Aslında ben bu haftanın başında Pandoranın Kapağının Açılmasından Korkuluyor başlığını taşıyan yazımda, CHP si bu milletin başına daha ne tür belalar sardığının ortaya çıkmasından korkuyor,

Ve

Sayın Başbakanın atmış olduğu bu adımın, beraberinde İstiklal Mahkemelerinin tutanaklarının açıklanması, İskilipli Atıf Hocanın katline ferman edenlerin tuttukları tutanakların ortaya çıkması,  ve dönemin bir nevi silahlı eli olarak görev yapan Ali Çetinkaya(Kel Ali kalap) nın yaptığı katliamların alenileşmesini de gündeme getirecektir demiştim.

İnsanların zulmüne karşılık kader adalet etti ve Dersim katliamından bir şekilde mutazarrır bulunan Kemal Kılıçdaroğlunu getirdi CHP sinin başına oturttu.

Kemal bey Dersim katliamında ne yapalım Kıbrıs olayında analar ağlamadı mı, Tunceli/Dersim/ de analar ağlamadı mı diye konuşan CHP li Onur Öymenin bu çıkışına çok bozulmuş, gereğinin yapılacağını söylemişti. Onur Öymen, Devletin bekası için, Analar ağlasa da yapılması gerekenler vardır ve bunlar yerine getirilir diyordu. Dersimliler devlete baş kaldırmışlar, devlet gereğini yapmış evlatları öldürmüş, analarını ağlatmıştı ve bu çok normaldi.

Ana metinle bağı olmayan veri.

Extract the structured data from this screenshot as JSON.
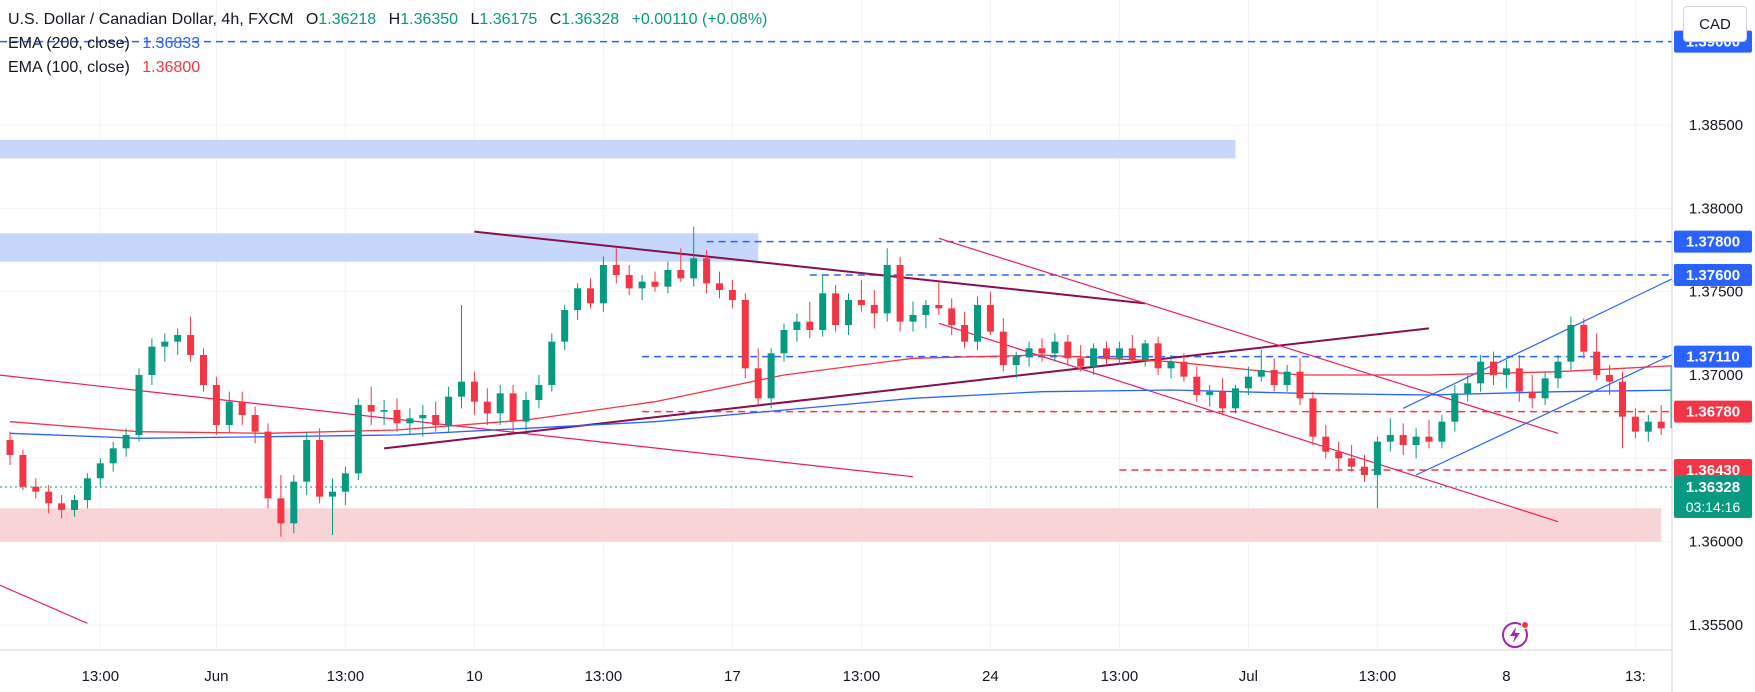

Onur Öymene çok bozulan Kemal Kılılçdaroğlu 12 Haziran seçimlerinde onu Milletvekili listelerine koymamakla bir nevi intikamını aldı.

Peki Kemal Bey, Sayın Başbakandan ne istiyor, ona niye kızıyor.

Yapılan katliamı delilleri, belgeleri ile ortaya koyan ve Başbakan  sıfatı ile Dersimlilerden özür dileyen Sayın Erdoğana, Kemal beyin kızması mı, yoksa teşekkür mü etmesi lazım.

Sayın Başbakanın açıklamaları yalansa, iftira ise, gerçekleri yansıtmıyor ise kızabilirsin, ama doğru ise koşa koşa gider elini öpersin.

Kemal bey bir taraftan kızıyor, ama diğer taraftan,DERSİMDEN SÜRGÜN EDİLENLER DE VAR, ONLARA VERİLEN ARAZİLERİN SONRADAN ELLERİNDEN ALINMASI DA SÖZ KONUSU, BUNLARI DA AÇIKLA, ARŞİVLERİ AÇ, DEFTERLERİ BİZE VER, ARAZİLER DURUYOR İSE, İADE ET, ELDEN ÇIKMIŞ İSE, TAZMİNAT ÖDE diyor. Kemal beyin bu açıklamalarını neden büyük harfle yazdım. Şunun için, Kemal Bey şu anda başında bulunduğu Partinin bir anlamda daha ne melanetleri var diyor.

Peki senin için mühim olan babanın, dedenin katillerinin ortaya çıkarılması mı, yoksa onları katledenlerin bıraktığı mirası paylaşmak mı?

Kemal bey şu anda o mirası paylaşıyor ve CHP si genel başkanlığının kendisi için, İZZET VE ŞEREFİN İADE EDİLMESİNDEN DAHA EHEMMİYETLİ OLDUĞUNU, CHP si genel başkanlığını sürdürmekle kabul etmiş oluyor.